The first rendering step is adding the main shadows and deciding the direction of light. I opt for light coming from the upper right and then imagine it striking down on the figure.
Which parts are facing the light?
Which parts are facing away from light?
Which parts overlap to create shadows as they block another area from light?
As I put down each shadow that stuff becomes more clear.
Now I do the opposite with the highlights, isolating anatomy that's facing the light and enhancing those with a lighter colour. I also add in a blue/purple bounce light on the left side to help bring out some extra details in the shadow areas.
I soften the look of the black line art by colouring some of those lines to give it a bit of an animation cel feel. This also helps to pop out the hair detail by the monster's face. The horns were looking pretty bland so I add a dark to light gradient transition of colour. It's starting to come together.

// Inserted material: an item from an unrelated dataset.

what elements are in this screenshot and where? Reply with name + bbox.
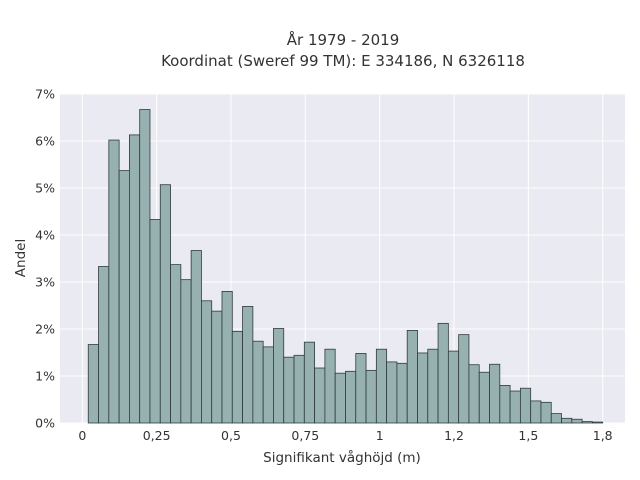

The last chunk involves a lot of finicky stuff - enhancing the contrast and saturation, adding smaller details to the skin, pushing highlights on the horns and jewelry and adding a blue-purple haze to the base of the piece to enhance the feeling of size and make it look more creepy.
Rendering light and shadow can be confusing with complex shapes, but in reality the formula for light in this piece is pretty straight forward:
All surfaces of the creature facing 'up' get the highlight tone.
All surfaces of the creature facing 'right' get the base tone.
All surfaces of the creature facing 'left' or 'down' get the shadow tone.
Then the whole piece gets an extra blue-purple base light kick.
Here's the final again, with minor tweaks and background/text added:
I hope you found this walk through of the process useful.